A slew of oil producers and refiners shot higher Monday as evidence mounted that both crude and gasoline could be in short supply this summer amid steadily rising demand and lingering military tension in Iraq.

Gasoline futures touched an all-time high of $1.18 a gallon earlier in New York after the International Energy Agency predicted that worldwide gasoline usage would reach 80.3 million barrels a day this year, up 2.2% from 2003.

The forecast came on the heels of a separate survey that found the average price for self-serve gasoline rose about 2.5 cents to $1.80 a gallon last week. That was partly because of the recent runup in crude oil prices, according to the polltaker, Trilby Lundberg.

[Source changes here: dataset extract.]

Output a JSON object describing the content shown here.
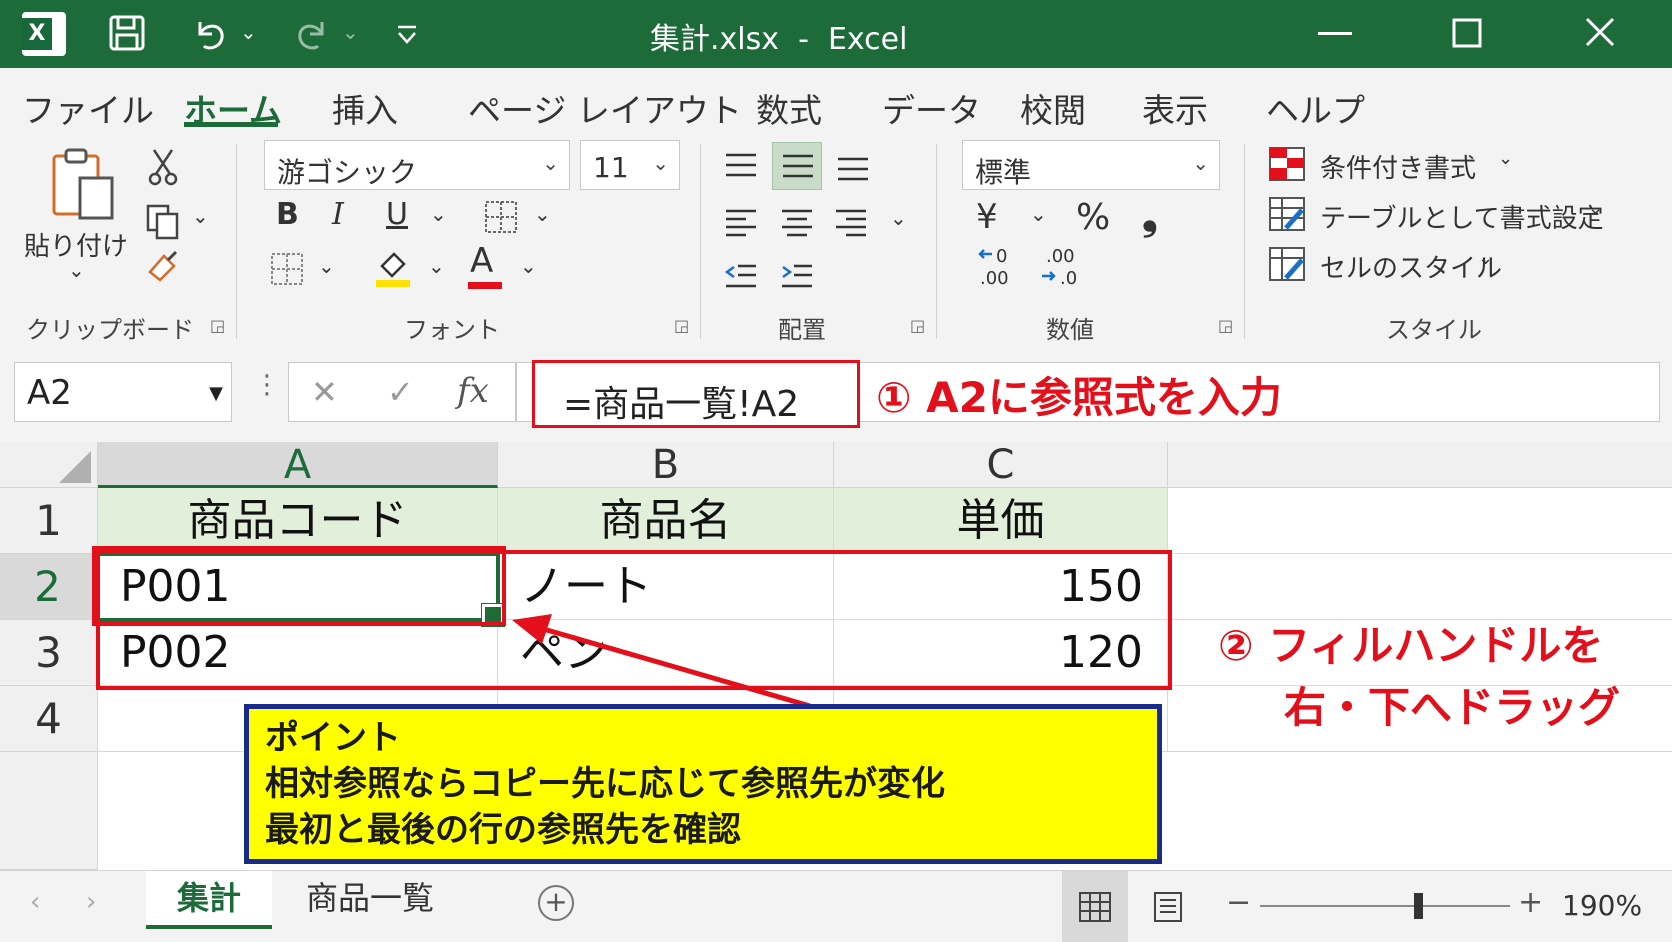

Crude oil futures added about 2% to $37.85 a barrel Monday.

All the price pressure was good for oil stocks, as measured by the Merrill Lynch Oil Services ( OIH) exchange-traded fund, up 2.3%, the Select Sector Energy ( XLE) ETF, up 2.1%, and the iShares Dow Jones U.S. Energy ( IYE) ETF, up 1.7%.

Among major individual names, ChevronTexaco ( CVX) added $1.70, or 1.8%, to $91.64; KCS ( KCS) added 41 cents, or 3.4%, to $11.63; ExxonMobil ( XOM) added 71 cents, or 1.7%, to $43.16; and ConocoPhillips ( COP) rose $1.44, or 2%, to $72.56.